La capitalisation boursière du secteur de la monnaie virtuelle a dépassé la barre des 1 000 milliards de dollars. Pourtant, l’organisme de surveillance des valeurs mobilières du pays interdit aux principales banques américaines de prendre part au jeu.
Les règles strictes de la Securities and Exchange Commission (SEC) des États-Unis ont continué d'affecter la capacité des principales banques du pays à proposer des services de garde de crypto-monnaies. Selon Matt Walsh, cadre chez Castle Island Venture Capital, la principale pierre d'achoppement contre les banques proposant des services de garde réside dans le Staff Accounting Bulletin n° 121 (SAB 121) de la SEC.
Publié en 2022, le SAB prévoit que les institutions financières proposant des services de conservation d'actifs numériques sont tenues d'inclure l'actif dans leur bilan.

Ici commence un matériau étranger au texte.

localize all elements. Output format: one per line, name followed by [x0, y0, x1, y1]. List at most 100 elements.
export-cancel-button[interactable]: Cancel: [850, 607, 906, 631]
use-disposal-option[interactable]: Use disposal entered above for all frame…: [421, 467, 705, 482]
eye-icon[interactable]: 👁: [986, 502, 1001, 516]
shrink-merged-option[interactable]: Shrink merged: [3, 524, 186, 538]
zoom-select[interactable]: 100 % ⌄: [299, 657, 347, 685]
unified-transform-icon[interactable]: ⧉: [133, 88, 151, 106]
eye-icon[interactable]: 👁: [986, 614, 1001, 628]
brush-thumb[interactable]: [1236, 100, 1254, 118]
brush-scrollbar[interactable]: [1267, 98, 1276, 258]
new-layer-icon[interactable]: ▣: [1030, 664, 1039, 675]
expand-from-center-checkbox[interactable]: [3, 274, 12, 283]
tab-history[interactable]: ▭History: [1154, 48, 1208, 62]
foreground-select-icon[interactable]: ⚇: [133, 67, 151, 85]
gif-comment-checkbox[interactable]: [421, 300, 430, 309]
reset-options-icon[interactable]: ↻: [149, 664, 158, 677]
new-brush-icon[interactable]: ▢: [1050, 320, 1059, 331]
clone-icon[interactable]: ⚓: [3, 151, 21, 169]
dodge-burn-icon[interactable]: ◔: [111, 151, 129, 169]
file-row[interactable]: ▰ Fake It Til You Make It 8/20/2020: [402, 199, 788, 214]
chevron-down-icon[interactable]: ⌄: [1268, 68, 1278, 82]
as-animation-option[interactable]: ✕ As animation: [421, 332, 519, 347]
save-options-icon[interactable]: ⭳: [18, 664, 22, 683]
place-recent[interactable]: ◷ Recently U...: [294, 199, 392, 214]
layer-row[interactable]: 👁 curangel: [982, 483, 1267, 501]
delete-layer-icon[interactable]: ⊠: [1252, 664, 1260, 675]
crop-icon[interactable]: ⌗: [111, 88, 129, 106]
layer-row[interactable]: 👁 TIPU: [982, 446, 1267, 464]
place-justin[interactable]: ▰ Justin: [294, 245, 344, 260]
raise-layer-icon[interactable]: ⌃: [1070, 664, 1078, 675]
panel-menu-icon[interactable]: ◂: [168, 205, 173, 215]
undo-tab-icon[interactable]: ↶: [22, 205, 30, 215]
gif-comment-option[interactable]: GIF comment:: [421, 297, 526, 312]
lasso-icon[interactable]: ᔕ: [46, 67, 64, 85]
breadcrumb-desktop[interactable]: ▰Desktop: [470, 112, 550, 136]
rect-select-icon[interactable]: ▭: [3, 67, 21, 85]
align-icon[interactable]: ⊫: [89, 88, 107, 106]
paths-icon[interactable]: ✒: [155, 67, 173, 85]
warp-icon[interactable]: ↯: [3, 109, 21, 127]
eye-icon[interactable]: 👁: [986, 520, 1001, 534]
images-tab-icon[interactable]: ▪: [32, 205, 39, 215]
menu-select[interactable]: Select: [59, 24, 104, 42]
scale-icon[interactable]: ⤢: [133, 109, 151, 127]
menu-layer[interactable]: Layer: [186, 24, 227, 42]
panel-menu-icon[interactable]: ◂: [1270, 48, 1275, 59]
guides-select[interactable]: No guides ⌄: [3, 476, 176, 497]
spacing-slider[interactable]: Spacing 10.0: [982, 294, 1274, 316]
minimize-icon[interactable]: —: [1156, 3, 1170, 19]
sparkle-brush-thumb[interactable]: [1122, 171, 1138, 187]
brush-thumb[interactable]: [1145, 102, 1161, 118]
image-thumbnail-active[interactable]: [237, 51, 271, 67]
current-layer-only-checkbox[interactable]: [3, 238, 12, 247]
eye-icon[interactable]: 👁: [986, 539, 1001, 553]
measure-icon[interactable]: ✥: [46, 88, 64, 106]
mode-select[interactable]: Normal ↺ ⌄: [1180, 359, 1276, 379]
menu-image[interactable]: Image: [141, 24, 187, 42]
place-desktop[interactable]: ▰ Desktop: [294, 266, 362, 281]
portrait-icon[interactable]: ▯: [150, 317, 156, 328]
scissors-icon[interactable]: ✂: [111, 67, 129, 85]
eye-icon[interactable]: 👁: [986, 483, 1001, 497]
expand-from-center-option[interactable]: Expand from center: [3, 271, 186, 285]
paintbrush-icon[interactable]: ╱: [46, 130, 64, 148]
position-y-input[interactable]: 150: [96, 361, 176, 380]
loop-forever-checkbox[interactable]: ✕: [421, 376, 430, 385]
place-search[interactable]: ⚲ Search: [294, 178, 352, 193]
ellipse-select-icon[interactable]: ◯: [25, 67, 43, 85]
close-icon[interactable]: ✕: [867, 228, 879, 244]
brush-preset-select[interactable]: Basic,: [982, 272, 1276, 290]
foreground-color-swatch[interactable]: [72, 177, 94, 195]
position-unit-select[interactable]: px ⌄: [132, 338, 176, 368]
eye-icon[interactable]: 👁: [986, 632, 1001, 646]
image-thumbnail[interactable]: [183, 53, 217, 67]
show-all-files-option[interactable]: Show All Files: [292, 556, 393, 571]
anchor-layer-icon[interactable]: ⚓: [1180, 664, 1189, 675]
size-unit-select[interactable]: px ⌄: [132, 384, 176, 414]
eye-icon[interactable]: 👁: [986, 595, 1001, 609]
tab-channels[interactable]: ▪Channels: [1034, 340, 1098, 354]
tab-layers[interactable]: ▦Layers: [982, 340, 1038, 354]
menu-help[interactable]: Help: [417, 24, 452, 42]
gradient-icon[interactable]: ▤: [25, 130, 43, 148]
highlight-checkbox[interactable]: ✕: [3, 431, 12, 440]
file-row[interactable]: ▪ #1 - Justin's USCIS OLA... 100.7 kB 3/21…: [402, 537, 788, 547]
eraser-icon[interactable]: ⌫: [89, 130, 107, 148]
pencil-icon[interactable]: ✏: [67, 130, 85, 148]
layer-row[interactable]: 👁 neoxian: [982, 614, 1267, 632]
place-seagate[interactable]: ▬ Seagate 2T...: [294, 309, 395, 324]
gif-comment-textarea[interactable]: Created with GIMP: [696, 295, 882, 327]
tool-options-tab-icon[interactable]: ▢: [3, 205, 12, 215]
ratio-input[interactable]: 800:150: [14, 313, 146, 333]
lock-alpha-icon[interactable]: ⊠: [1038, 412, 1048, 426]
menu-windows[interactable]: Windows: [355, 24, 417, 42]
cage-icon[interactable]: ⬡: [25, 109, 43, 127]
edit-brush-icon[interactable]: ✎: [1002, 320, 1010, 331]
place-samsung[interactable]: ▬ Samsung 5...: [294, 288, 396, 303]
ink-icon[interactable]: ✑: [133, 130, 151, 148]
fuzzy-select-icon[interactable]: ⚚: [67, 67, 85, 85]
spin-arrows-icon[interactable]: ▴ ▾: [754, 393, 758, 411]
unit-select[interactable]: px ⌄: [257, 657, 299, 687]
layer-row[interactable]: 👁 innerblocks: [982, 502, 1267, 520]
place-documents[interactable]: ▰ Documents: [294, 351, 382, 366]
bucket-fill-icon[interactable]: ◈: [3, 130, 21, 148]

Cela pose plusieurs défis aux banques qui cherchent à déployer des services de garde, le plus important étant l'augmentation des exigences en capital sur les actifs numériques figurant au bilan.
"Il est déjà bien établi que les banques conformes au SAB 121 ne peuvent pas étendre leurs offres de conservation d'actifs numériques en raison des coûts d'investissement associés à l'inscription des actifs numériques conservés dans leurs bilans", a déclaré Anchorage Digital.
Le géant de la banque d'investissement BNY Mellon a vu son projet de service de conservation d'actifs numériques s'arrêter brutalement à la suite du SAB 121, notant que la règle rend le service non rentable. La banque a lancé plusieurs appels à la SEC pour exempter les dépositaires qualifiés par les banques des exigences de bilan liées à la conservation de la monnaie virtuelle.
"Avoir des dépositaires crédibles (+ auto-garde) est la solution pour s'appuyer sur des entreprises en faillite comme FTX", a écrit Walsh. « Les décideurs politiques et les régulateurs aux États-Unis devraient accueillir ces entreprises réglementées plutôt que de les gêner. »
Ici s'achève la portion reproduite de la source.